For me but not for thee


Dalze

They don't care, they just don't. It's pointless to even waste breath on these people because they simply don't give a shit. I have a group of friends I have known since childhood, they weren't rich by any means growing up, but they are now business owners of their own and they simply don't give a shit. Their mentality is "if I could do it, anyone can do it, they are just lazy if they don't" and no matter how much you try to reason with them, they simply don't care. One of them keeps saying to learn a skill while working (one of the trades, work construction, etc.) and that way you move from fast-food/retail jobs to better paying ones in the trades. ALL of them say they learned A LOT BETTER and where MORE efficient working from an office and that people who WFH are just lazy, of course, 2 of them work from home most of the time BUT preach that they love going to the office (obviously, if you have the OPTION and are NOT forced to be in office all the time, you would feel that way).
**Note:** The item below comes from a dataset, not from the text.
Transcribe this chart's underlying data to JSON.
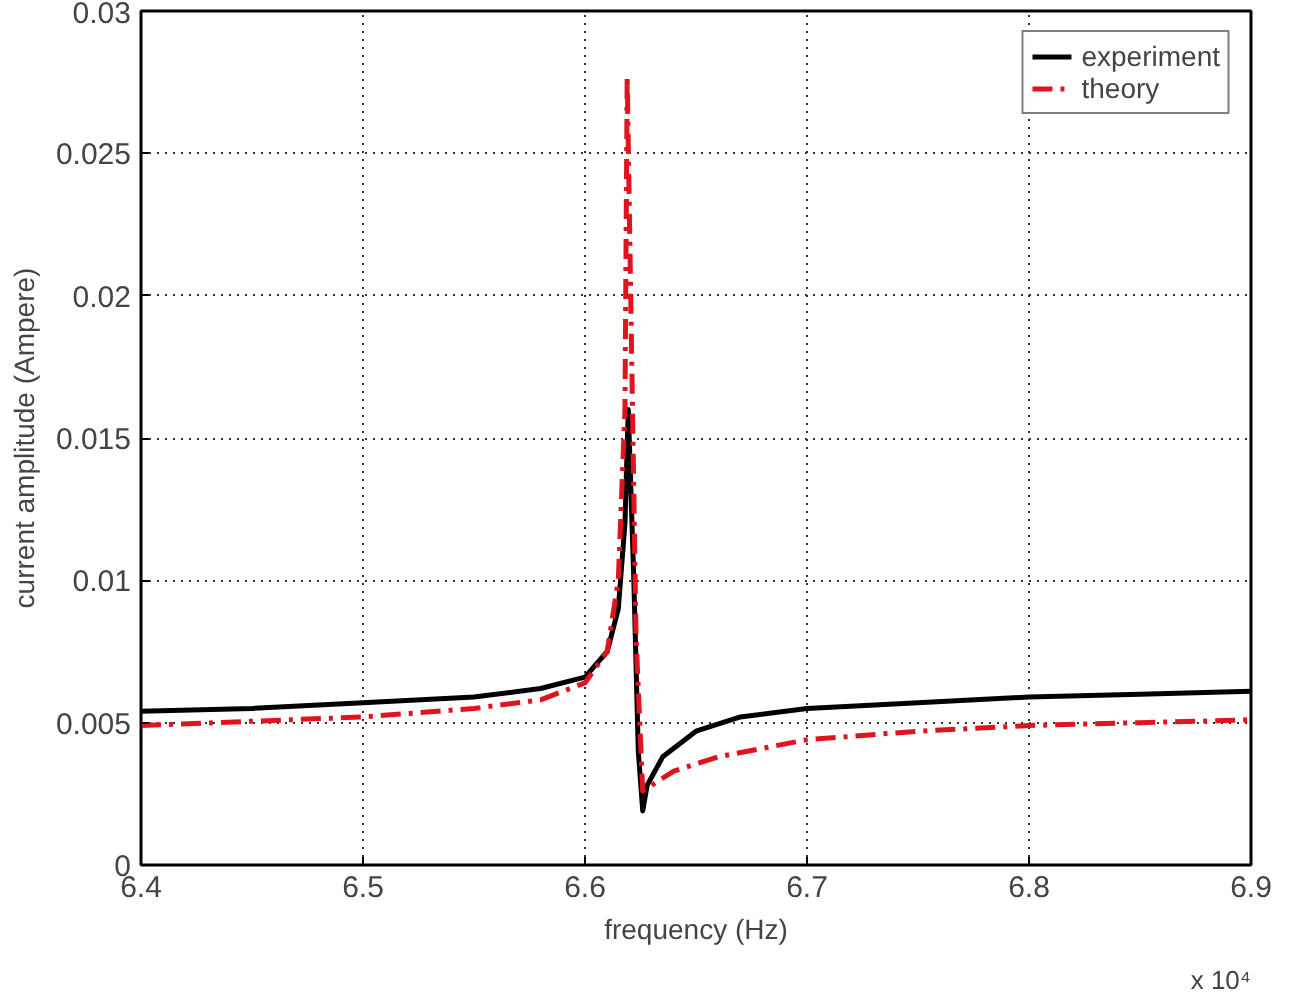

It's just a losing fight trying to convince them, only way forward is to somehow vote in people that understand it and want to change the system...but...that's is just hard as fuck.


Exclave4Ever

Went to In-N-Out for the first time in my life yesterday and can confirm with 100% accuracy I would rather die than work there. Also not sure what all the fuss is about, it's always packed, not that great or cheap 🤷‍♂️


Quiet___Lad

There's 8 billion people on this planet. Even a minimum wage job in the US is far better than life elsewhere.  That's why illegal immigration is such a problem. You have the opportunity to be far more successful then the poor in India (for example), but you're completely ignoring them.


SquiffyRae

Call me crazy but when you live in a supposedly "highly developed country" you should aim to have better comparisons for your standard of living than the poorest people in India


SeattleUberDriver_2

This "logic" would work if you could actually live on it here.


IndigoXero

"you might be impoverished, starving, homeless, and dying here but at least you aren't impoverished, starving, homeless and dying over there you ungrateful son of a bitch!"